The Californian giant displayed those usual budgetary considerations typical of such decisions: Google, for one, was cheaper and easier on the bottom line. Office 365 would also require the initial installation and configuration of local software as a preliminary for any migration to be effectuated. “Office 365 offers an integrated experience for on-premise and cloud users,” went the explanatory document comparing Google and Office 365. “This comes at a greater ongoing, operational expense and complexity of maintaining central infrastructure.”
Google, on the other hand, would be able to do amply more with significantly less – and at goggle eyed speed. “A UC Berkeley migration to Google [from CalMail] can start faster and with less infrastructure investment.”
But some universities, after conducting their whirlwind Google romance, soured over the giant company. UC Berkeley students and alumni contended in a law suit in 2016 that Google had given the false impression that email accounts would not be scanned for commercial purposes.
In 2015, Macquarie University reconsidered a move it undertook in 2010 to migrate some 6,000 staff from its Novell GroupWise to Gmail. Students had already commenced using Gmail in late 2007.
Again, as with UC Berkeley, it is worth scrutinising why the university initially decided to go with Google over Microsoft, that ever contending beast in the tech boardroom. The reasons are crusty as they are old: “The university rejected Microsoft as an option at the time,” explained Allie Coyne in ITNews, “for being too expensive.”
Being careful to market such economic reasons appropriately, the Macquarie public relations unit was keen to emphasise that the university had only gone with Google after being reassured that generated data would be hosted in the European Union. With data protections being more securely moored in the EU, this was a consideration decorated to sell. To have hosted it in the US would have naturally brought the US Patriot Act and Digital Millennium Copyright Act into play.

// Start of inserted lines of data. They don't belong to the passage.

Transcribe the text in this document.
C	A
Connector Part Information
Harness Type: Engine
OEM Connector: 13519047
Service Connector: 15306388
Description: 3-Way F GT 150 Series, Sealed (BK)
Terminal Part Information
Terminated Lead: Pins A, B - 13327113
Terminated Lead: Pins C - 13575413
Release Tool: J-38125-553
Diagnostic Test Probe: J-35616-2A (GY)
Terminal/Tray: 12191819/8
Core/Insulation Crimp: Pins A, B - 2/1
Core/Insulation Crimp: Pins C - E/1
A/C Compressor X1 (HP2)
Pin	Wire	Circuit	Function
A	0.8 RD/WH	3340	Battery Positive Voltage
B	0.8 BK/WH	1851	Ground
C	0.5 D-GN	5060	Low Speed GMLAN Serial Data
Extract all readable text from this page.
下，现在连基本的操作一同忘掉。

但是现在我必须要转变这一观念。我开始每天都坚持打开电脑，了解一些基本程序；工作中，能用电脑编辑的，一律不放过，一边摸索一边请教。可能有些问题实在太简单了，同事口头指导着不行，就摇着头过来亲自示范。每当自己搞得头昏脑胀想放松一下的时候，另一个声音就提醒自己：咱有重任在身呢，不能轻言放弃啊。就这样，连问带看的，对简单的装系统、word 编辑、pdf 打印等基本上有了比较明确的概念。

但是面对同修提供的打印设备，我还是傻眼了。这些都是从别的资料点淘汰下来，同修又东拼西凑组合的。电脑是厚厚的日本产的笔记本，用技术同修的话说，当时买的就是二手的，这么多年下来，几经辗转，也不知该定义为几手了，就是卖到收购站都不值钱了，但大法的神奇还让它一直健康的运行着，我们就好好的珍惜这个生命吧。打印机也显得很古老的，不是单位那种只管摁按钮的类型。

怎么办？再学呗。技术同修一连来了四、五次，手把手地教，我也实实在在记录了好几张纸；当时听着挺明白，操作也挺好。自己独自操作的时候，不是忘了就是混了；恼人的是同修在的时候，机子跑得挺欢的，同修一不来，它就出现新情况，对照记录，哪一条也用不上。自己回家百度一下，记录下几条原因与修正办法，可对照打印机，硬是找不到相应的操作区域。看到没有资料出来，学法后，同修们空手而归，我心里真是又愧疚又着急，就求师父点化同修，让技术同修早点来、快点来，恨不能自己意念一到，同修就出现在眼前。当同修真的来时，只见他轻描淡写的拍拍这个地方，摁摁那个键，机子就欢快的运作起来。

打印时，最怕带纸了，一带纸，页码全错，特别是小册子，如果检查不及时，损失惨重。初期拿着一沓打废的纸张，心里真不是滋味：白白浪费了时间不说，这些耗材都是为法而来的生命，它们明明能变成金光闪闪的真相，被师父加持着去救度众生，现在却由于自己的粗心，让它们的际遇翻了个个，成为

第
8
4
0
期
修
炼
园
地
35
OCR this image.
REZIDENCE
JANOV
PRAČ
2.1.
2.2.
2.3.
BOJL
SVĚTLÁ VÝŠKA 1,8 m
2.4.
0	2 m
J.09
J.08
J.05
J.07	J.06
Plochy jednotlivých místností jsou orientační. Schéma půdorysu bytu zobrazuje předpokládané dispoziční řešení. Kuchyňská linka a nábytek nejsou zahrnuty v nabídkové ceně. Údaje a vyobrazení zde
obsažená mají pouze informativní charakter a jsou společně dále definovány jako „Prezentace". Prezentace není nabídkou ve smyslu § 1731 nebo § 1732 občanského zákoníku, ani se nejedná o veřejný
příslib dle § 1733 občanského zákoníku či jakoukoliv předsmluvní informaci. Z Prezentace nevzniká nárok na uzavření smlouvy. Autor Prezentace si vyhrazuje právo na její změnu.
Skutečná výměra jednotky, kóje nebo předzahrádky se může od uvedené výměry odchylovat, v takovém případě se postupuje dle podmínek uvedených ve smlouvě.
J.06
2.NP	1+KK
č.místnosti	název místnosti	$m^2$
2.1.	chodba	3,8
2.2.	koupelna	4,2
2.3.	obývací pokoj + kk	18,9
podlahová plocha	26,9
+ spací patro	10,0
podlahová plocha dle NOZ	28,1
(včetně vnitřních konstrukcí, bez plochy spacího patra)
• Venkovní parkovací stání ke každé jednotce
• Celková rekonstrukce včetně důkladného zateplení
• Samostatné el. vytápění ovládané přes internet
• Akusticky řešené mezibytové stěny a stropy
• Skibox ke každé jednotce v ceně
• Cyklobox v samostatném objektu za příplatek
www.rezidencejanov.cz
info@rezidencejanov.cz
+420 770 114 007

With a change in hosting policy on the part of Google, Macquarie found itself veering into the arms of Microsoft and Office 365. That company had, it so happened, opened two Australian data centres in 2014, a point that alleviated the infrastructure impediments that bothered the paladins at UC Berkeley.
The move to Office 365 is simply exchanging one demon’s credentials for another, and the rosy line being parroted by university management must be unpacked with diligence. The example offered by RMIT University, for instance, in abandoning Google is fittingly opportunistic, with one email circulated amongst staff finally revealing why one of Australia’s largest teaching institutions is moving to Office 365: “RMIT strategic vision is to expand into China. Google is NOT supported in China.” A truly mercantilist sentiment.